El muchacho grita enojado y se me acerca hasta quedar
a menos de un metro de distancia.
— Mostrale a Fátima, Luis. — chilla el viejo con su voz aguda.
Luis comienza a desenvolver a, supongo que Fátima, de
las mantas que la abrigan.
— Nuestra nietita Fátima. — dice el viejo, mientras por primera vez lo
veo sonreír.
Luis se toma su tiempo, lo hace delicadamente. La bebé
no llora, no hace ruido, no se mueve. Mierda, creo que la bebé está adentro de
un frasco.
Si, lo que Luis deja ver al quitar la manta es un
recipiente grande, cuyo contenido es algo orgánico y muerto sumergido en
formol. Aquello es difícil de describir, pero lo voy a intentar. Se trata de
una pequeña boca sin maxilar inferior de donde cae una lengua como de
serpiente, bípeda, con lo que parecen ser pequeñas verrugas rojas. Los ojos se
estiran para los costados hasta llegar las cuencas a donde empiezan las orejas,
pero no, no hay orejas. ¿O sí? Hay como protuberancias aguzadas donde se
suponen que tienen que estar los brazos. Ya no quiero ver más eso. Es una
criaturita deforme y muerta, la versión más degradada de un bebé que alguien
podría imaginar, retorcida y compactada para que entre en un pequeño
recipiente.
— ¿Querés agarrarla? — dice Luis mostrándome el frasco más de
cerca.
No respondo. Retrocedo unos pasos.
— Tiene cuatro meses, los cumplió hace cinco años. Que
suerte que vino usted porque desde hace eso, cinco años, que estamos esperando
para que la conozca, señor Bañasco.
Quiero decirle algo a los tres, pero realmente no se
me ocurre nada. Siento que tengo mucho que procesar, pero no les voy a dar el
gusto de sentirme culpable por nada.
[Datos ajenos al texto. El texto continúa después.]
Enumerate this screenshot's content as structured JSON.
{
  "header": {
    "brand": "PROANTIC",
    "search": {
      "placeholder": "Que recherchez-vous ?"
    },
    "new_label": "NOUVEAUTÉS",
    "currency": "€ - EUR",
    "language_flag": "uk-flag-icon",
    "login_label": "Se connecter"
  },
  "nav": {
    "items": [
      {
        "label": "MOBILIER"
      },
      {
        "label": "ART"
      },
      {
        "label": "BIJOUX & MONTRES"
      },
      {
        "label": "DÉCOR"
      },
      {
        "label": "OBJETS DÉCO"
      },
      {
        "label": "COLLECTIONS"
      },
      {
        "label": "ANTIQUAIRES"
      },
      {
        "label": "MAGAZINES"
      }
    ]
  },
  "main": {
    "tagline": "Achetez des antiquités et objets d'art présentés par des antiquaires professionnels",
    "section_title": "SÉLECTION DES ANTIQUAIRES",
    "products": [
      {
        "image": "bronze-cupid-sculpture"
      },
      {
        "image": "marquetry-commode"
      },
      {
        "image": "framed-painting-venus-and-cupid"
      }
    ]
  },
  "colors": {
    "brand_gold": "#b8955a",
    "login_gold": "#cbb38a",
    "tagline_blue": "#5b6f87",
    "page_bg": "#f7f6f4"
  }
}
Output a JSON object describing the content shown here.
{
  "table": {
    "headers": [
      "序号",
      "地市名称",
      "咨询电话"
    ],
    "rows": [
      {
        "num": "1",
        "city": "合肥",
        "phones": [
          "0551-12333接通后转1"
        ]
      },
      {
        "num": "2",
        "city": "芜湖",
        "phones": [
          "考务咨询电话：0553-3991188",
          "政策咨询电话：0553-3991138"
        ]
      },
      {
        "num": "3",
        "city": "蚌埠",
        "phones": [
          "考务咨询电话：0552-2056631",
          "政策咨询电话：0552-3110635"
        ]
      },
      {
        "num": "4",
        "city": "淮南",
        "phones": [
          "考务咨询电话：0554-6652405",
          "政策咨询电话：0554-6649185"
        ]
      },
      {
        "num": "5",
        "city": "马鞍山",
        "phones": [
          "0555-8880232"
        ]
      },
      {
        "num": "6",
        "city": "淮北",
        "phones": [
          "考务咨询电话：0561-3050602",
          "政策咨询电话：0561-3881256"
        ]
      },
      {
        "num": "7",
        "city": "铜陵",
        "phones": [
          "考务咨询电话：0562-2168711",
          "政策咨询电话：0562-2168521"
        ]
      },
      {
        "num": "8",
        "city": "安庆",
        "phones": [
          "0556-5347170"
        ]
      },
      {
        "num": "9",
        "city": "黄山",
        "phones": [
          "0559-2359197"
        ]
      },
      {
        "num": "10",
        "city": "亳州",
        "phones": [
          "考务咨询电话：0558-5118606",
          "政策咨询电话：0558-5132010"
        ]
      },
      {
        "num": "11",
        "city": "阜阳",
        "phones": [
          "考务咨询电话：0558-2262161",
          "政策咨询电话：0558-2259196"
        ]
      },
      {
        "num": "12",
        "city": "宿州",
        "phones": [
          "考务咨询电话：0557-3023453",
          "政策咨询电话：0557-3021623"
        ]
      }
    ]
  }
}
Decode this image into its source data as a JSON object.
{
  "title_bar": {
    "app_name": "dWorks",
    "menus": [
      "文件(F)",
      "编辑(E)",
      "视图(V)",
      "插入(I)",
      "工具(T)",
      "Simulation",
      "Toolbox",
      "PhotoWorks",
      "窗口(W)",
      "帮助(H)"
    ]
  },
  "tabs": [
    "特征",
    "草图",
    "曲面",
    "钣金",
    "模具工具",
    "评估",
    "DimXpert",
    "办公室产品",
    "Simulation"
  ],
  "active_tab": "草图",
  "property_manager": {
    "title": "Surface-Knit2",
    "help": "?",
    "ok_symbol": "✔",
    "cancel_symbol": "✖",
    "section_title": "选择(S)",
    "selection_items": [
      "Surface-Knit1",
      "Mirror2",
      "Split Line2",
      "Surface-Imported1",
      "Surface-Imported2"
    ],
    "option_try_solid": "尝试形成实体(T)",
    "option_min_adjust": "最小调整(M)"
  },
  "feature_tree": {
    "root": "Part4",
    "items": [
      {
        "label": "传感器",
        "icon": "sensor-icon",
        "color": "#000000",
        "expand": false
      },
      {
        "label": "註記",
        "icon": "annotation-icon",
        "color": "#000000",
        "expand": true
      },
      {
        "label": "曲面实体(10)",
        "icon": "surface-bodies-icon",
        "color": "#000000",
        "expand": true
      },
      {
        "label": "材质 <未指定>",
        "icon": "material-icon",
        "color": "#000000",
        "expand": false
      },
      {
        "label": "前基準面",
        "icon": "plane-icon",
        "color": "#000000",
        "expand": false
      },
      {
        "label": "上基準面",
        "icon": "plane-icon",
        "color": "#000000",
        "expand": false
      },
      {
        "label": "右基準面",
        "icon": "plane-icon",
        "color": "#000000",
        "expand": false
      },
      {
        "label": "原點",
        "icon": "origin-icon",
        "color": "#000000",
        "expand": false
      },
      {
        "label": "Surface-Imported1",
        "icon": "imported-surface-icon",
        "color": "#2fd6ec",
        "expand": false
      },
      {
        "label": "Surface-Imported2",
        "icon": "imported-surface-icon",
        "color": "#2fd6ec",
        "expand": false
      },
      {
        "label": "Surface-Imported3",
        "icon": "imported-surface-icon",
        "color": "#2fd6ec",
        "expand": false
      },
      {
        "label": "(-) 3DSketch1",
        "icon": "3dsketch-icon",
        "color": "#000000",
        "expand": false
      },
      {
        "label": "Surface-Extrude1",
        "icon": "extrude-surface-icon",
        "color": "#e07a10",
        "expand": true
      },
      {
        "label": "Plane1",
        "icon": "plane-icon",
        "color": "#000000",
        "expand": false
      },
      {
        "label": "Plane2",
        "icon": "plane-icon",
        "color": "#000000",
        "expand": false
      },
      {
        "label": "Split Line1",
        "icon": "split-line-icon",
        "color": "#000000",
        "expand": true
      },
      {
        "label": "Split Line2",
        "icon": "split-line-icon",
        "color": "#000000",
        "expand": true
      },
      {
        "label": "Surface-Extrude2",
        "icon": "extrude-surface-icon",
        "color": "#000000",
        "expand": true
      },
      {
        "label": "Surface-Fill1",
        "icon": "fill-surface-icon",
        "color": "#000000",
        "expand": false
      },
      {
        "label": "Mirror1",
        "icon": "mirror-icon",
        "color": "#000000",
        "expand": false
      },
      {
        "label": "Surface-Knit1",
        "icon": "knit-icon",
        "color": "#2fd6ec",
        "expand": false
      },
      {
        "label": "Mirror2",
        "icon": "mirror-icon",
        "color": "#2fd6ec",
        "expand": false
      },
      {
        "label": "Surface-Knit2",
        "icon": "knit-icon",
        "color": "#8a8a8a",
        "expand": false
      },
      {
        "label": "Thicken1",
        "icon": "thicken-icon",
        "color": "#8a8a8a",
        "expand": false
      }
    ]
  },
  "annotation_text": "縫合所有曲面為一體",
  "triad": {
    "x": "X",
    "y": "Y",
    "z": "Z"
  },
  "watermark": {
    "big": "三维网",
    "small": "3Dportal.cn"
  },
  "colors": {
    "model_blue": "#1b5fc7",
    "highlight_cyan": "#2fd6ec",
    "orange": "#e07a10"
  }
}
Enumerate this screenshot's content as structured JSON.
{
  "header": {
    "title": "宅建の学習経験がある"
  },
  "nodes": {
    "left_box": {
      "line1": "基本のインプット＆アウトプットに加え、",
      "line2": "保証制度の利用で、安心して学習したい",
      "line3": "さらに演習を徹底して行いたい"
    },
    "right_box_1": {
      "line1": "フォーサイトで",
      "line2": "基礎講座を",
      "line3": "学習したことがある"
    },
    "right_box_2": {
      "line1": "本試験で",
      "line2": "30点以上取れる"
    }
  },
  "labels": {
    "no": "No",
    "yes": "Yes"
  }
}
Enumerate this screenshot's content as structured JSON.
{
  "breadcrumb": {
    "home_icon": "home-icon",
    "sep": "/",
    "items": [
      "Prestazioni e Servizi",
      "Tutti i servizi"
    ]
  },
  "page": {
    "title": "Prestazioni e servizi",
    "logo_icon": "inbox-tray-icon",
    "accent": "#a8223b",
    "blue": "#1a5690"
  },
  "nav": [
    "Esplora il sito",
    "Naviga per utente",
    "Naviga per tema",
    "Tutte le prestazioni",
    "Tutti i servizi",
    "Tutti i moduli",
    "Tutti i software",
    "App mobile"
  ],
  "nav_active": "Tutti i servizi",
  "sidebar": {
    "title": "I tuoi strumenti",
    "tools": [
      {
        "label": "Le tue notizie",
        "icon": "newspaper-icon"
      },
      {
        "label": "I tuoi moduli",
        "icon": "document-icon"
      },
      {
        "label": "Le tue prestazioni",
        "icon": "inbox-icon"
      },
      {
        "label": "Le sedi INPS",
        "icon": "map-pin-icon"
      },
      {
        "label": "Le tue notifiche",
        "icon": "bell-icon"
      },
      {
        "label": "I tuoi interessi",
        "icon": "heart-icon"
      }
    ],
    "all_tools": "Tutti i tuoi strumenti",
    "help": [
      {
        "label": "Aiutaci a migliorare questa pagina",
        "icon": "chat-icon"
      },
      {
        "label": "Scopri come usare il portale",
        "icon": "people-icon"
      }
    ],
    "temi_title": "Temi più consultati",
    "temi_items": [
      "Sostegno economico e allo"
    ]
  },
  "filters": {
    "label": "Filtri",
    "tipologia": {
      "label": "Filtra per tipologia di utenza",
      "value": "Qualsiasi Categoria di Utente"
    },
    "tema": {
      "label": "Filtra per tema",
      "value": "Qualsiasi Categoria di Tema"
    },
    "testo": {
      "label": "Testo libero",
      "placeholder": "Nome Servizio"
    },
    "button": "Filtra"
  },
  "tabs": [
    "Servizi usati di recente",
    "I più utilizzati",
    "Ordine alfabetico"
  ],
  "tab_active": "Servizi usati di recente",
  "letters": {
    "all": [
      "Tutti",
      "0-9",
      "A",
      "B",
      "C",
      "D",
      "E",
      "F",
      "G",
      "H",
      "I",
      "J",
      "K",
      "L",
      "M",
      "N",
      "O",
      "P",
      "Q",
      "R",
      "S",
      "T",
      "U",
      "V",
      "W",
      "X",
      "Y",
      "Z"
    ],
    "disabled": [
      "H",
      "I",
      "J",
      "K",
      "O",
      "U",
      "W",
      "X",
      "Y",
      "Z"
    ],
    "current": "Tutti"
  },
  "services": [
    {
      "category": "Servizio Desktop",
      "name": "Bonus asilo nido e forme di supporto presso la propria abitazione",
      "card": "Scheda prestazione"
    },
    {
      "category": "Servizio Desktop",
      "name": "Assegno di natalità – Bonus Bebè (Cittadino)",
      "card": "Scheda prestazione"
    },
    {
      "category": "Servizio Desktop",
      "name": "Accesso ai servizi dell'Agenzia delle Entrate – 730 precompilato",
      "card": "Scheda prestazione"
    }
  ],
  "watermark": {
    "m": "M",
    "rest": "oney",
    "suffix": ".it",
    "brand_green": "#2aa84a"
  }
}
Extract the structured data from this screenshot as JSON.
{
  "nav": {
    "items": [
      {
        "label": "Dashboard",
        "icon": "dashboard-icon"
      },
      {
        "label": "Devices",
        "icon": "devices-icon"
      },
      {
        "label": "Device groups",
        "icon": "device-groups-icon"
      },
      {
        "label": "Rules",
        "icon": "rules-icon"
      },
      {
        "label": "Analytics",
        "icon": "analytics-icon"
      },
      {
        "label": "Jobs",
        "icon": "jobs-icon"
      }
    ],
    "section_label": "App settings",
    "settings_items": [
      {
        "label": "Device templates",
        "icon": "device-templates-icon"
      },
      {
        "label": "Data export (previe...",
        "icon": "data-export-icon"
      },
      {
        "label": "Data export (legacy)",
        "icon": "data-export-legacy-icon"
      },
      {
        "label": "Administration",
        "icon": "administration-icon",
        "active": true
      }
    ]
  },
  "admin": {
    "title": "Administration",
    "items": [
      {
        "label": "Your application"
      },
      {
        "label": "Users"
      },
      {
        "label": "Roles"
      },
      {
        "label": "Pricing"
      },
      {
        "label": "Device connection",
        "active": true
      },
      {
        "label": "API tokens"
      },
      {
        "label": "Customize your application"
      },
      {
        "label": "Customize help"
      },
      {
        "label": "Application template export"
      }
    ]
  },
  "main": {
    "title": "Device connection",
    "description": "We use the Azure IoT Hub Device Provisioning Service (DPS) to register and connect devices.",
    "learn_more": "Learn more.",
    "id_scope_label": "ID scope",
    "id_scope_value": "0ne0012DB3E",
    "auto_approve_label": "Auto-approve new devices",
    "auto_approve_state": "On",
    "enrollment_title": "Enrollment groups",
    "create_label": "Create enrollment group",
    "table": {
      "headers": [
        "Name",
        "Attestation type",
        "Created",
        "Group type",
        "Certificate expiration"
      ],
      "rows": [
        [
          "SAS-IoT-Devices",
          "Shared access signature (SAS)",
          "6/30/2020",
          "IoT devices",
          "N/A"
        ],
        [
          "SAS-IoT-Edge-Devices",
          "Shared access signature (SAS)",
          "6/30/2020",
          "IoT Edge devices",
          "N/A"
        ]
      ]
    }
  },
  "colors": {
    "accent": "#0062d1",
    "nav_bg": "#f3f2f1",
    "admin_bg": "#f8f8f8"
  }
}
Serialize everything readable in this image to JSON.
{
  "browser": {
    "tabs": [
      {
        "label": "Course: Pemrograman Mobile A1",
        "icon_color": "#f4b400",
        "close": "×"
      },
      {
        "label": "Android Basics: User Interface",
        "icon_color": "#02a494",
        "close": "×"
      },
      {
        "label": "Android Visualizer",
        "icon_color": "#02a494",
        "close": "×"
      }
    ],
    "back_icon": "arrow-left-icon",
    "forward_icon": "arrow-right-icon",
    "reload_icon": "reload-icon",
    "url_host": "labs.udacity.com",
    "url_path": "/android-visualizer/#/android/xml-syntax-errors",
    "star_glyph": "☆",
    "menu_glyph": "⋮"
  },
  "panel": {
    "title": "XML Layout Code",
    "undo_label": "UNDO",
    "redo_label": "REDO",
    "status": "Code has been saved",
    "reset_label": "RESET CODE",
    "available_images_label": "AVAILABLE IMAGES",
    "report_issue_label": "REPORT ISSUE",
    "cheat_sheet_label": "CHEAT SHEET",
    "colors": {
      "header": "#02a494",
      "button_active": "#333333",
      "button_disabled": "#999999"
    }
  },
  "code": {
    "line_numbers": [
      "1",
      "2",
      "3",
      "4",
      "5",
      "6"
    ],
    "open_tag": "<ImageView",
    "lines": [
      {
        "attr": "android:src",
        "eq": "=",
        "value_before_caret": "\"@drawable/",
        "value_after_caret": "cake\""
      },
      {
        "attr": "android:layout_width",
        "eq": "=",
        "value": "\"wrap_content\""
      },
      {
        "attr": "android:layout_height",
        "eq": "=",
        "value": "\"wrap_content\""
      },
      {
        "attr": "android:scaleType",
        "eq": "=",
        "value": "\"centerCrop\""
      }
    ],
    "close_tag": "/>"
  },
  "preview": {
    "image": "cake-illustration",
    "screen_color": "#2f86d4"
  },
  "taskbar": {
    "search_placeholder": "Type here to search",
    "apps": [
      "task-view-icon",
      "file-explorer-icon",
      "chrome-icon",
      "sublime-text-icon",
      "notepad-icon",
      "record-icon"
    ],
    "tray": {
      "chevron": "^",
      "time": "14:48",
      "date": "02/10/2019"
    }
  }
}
Si puedo hacer oídos sordos a tantas
personas que me juzgan por mi trabajo, personas cercanas, incluso a gente que
me ha escrachado, todo este repulsivo show no me va a hacer temblar el pulso.
Yo no invoco las desgracias de nadie, ni los castigos de la naturaleza, no
controlo el azar ni la mala suerte.
De nuevo entro al auto. Siguen ahí, mirándome. Entren
a su rancho roñoso. ¡Entren! ¿No van a entrar? Perfecto. Saco el arma, apunto
rápido por la ventanilla y disparo. El proyectil perfora el frasco y atraviesa
la cabecita deforme. El formol, que no puedo imaginar de donde carajo lo sacaron,
embadurna las manos de Luis. Estoy seguro de que no le di a ninguno de los tres
porque no fue mi intensión hacerlo, y donde pongo el ojo pongo la bala, como
dicen en las películas. No veo que es lo que sucede después porque, ahora sí,
acelero y me voy al fin de ese lugar. Pero me va a costar un poco sacarme la
imagen horrible de esa criatura. Supongo que algún día todo esto va a ser una
anécdota, o un mal recuerdo. De todas formas, le digo chau a estas tierras. Que
la próxima vez los Armisteaud me inviten a su casa en Salguero o a cualquier
otro lado. Yo no vuelvo nunca más al campo. No tengo necesidad de hacerlo, pero
el producto que vendo sí. Eso va a quedar durante mucho tiempo. Va a estar en
esos suelos después de que me muera. Supongo que va a estar para siempre, así
que no tengo que dejar que eso ni nada me afecte.